Sukups Celebrate 50 Years of Family Traditions
“I grew up learning how to weld, cut metal and do lathe work,” recalls Charles. “I worked in the electrical department, poured cement, assembled parts and did drafting work. The drafting I learned through Industrial Arts in high school was really helpful.”
4-H also played a key role in helping Charles pursue interests that helped lead to career success. He said, “The 4-H program definitely helped develop my leadership skills. Serving as an officer taught me how to plan meetings and then conduct them according to Roberts Rules of Orders. Through 4-H, I also learned how to work with people of all personalities and ages.”
Charles said 4-H projects gave him the opportunity to try new things. “You always say you should do this or you want to try that, but there’s nothing like a 4-H County Fair deadline to make you get it done! It may be the night before, but it gets done!” says Charles with a smile.
Projects areas in which Charles enrolled included Hogs, Sheep, Photography, Citizenship, Forestry and Welding. Woodworking was one of his favorite 4-H project areas. Charles fondly remembers spending time in his grandpa’s shop where he made a number of wooden candlestick holders. Some of those candlesticks were 3 or 4 feet tall made from walnut logs and formed with a lathe.
“4-H really reinforced those values we grew up with,” said Charles. “I always enjoyed going to the club picnic potluck and touring farms to see everyone’s livestock projects.”
The Sukup family raised hogs and sheep when Charles and his brother, Steve, were 4-H members. Their father, Eugene, had a goal of improving his breeding stock to produce a larger pork loin. At that time, the average pork loin was 2 inches. Seven inches is the average-sized loin now, but today’s hogs are also a third bigger. Farmers in those days were penalized for hogs weighing over 220 pounds; today’s market hogs average just under 300 pounds.
While many things like production practices have changed over the years, one constant has been the 4-H awards program. Charles was honored to be selected to attend National 4-H Congress for Citizenship. He had been a page for the Iowa Legislature and participated in the 4-H Citizenship Washington, D.C. Focus (CWF) conference. Years later he was honored to be asked to chaperone the CWF trip when his youngest son, Jonathan, attended.

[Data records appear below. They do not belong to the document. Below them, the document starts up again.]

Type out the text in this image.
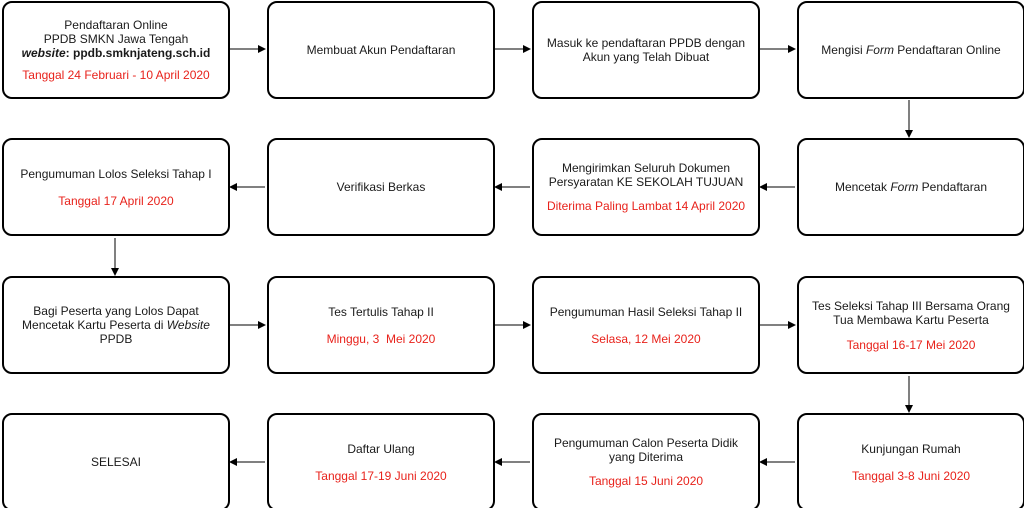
Pendaftaran Online
PPDB SMKN Jawa Tengah
website: ppdb.smknjateng.sch.id
Tanggal 24 Februari - 10 April 2020
Membuat Akun Pendaftaran	Masuk ke pendaftaran PPDB dengan
Akun yang Telah Dibuat	Mengisi Form Pendaftaran Online
Pengumuman Lolos Seleksi Tahap I
Tanggal 17 April 2020
Verifikasi Berkas
Mengirimkan Seluruh Dokumen
Persyaratan KE SEKOLAH TUJUAN
Diterima Paling Lambat 14 April 2020
Mencetak Form Pendaftaran
Bagi Peserta yang Lolos Dapat
Mencetak Kartu Peserta di Website
PPDB
Tes Tertulis Tahap II
Minggu, 3  Mei 2020
Pengumuman Hasil Seleksi Tahap II
Selasa, 12 Mei 2020
Tes Seleksi Tahap III Bersama Orang
Tua Membawa Kartu Peserta
Tanggal 16-17 Mei 2020
SELESAI
Daftar Ulang
Tanggal 17-19 Juni 2020
Pengumuman Calon Peserta Didik
yang Diterima
Tanggal 15 Juni 2020
Kunjungan Rumah
Tanggal 3-8 Juni 2020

Like their father, two of Charles’ children were members of the West Fork Winners 4-H Club. Their grandfather, Eugene, was also a member of the West Fork Winners which, during both Eugene and Charles’ years, was only a boys’ club. The club disbanded for a few years but was reinstated as a co-ed club in time for the third generation to become members.
“Our kids are so different, but 4-H allowed them to pursue their interests,” says Charles. “It also provided us with quality family time as Mary and I both helped them in different ways.”
Charles’ wife, Mary, belonged to 4-H when she was growing up in Cerro Gordo County. Before they were married, she taught Home Economics and Art. Her interest in these areas sparked her children to take related 4-H projects. One of their shared interests was participating in the “Promote Your Commodities” competition, which is now called “Dish This!” to promote Iowa-grown products.
In celebration of the commodities they’ve grown – and in appreciation for the farmers whom they still serve – today the Sukup family is sharing one of their favorite recipes with us. Calico Beans are a “fix it and forget it” dish, perfect for holiday potlucks and family gatherings.
- ½ lb. hamburger
- ½ lb. bacon, diced
- ½ c. onions, chopped
- ½ c. brown sugar
- ½ c. white sugar
- ½ c. catsup
- 2 tsp. vinegar
- 1 T. prepared mustard
- 1 tsp. salt and pepper
- 1 can butter beans
- 1 can kidney beans
- 1 can Pork & Beans (Bush’s with brown sugar)
- Brown beef and bacon; drain off fat.
- Add onion and cook until tender.
- Drain beans, except Pork & Beans.
- Add remaining ingredients; mix well.
- Bake in Dutch oven at 350 degrees or in a crockpot for a few hours on low.